Der Schutz des Unternehmenskennzeichens entfällt regelmäßig mit Aufgabe des hierdurch bezeichneten Betriebs. Die Frage, ob eine nur vorübergehende Nutzungsunterbrechung vorliegt, ist nach den Umständen des jeweiligen Einzelfalls zu entscheiden. Hierfür sind der Zeitraum, der Umfang und die Umstände der vorherigen Verwendung der Kennzeichnung sowie die Dauer und der Grund der Unterbrechung von Bedeutung sowie der Umstand, ob sich der Fortsetzungswille in entsprechenden Handlungen manifestiert hat oder aufgrund besonderer Umstände für den Verkehr nahelag.
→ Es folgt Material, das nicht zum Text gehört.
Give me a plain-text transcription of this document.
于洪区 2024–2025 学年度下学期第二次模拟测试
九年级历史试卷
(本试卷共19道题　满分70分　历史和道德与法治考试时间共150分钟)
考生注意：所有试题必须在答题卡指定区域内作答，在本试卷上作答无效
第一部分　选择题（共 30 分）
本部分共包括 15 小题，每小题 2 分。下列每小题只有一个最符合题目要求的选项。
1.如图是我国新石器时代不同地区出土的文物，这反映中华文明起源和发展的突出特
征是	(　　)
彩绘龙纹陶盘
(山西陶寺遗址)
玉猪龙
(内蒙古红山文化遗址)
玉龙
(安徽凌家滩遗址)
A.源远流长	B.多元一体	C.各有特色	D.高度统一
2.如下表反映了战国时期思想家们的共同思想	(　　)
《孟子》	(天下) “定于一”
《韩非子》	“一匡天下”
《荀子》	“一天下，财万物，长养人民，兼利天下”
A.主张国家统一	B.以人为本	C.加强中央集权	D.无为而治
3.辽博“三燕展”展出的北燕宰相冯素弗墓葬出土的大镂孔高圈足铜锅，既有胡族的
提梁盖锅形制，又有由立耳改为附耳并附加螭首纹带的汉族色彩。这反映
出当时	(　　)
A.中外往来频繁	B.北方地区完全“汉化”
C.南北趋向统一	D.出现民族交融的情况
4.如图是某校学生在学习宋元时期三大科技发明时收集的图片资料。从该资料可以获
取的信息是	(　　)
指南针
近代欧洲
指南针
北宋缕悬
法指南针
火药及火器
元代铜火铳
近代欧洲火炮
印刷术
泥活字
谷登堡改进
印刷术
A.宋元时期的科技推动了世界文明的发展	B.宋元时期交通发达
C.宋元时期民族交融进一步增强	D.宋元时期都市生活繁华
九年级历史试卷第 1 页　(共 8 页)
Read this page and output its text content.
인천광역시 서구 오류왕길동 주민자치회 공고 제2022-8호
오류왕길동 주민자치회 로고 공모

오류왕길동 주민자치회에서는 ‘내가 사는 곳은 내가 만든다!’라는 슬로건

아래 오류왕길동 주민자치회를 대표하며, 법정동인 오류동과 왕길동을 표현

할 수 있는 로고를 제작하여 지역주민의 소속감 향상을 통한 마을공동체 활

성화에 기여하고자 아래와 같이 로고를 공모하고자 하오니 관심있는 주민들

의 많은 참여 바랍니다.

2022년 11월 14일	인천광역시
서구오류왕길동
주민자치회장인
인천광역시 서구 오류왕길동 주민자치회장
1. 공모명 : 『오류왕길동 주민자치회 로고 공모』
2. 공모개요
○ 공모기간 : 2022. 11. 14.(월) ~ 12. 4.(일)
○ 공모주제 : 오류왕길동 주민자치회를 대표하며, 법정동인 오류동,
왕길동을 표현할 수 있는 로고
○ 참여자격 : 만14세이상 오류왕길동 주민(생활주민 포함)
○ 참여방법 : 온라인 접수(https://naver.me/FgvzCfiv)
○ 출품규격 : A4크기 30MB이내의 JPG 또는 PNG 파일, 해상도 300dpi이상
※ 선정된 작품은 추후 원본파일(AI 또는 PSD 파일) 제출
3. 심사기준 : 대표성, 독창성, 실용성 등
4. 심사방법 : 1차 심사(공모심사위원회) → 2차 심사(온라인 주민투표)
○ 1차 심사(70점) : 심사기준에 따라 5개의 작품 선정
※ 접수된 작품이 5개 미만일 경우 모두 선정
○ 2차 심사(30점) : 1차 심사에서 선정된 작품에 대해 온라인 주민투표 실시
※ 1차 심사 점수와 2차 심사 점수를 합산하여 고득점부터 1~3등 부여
An die für die Aufrechterhaltung eines Unternehmenskennzeichenrechts i.S.d. § 5 Abs. 2 S. 1 MarkenG erforderliche Zeichenbenutzung sind keine höheren Anforderungen zu stellen als an die für seine anfängliche Entstehung erforderlichen Benutzungshandlungen. Das Unternehmenskennzeichenrecht entsteht im Falle einer originär kennzeichnungskräftigen Bezeichnung durch ihre tatsächliche namensmäßige Benutzung, die auf den Beginn einer dauerhaften wirtschaftlichen Betätigung schließen lässt, ohne dass das Zeichen schon ein bestimmtes Maß an Anerkennung im Verkehr gefunden haben muss. Die Entstehung des Unternehmenskennzeichenrechts setzt nicht voraus, dass das Unternehmen bereits gegenüber allen Marktbeteiligten oder auch nur seinen künftigen Kundenkreisen in Erscheinung getreten ist.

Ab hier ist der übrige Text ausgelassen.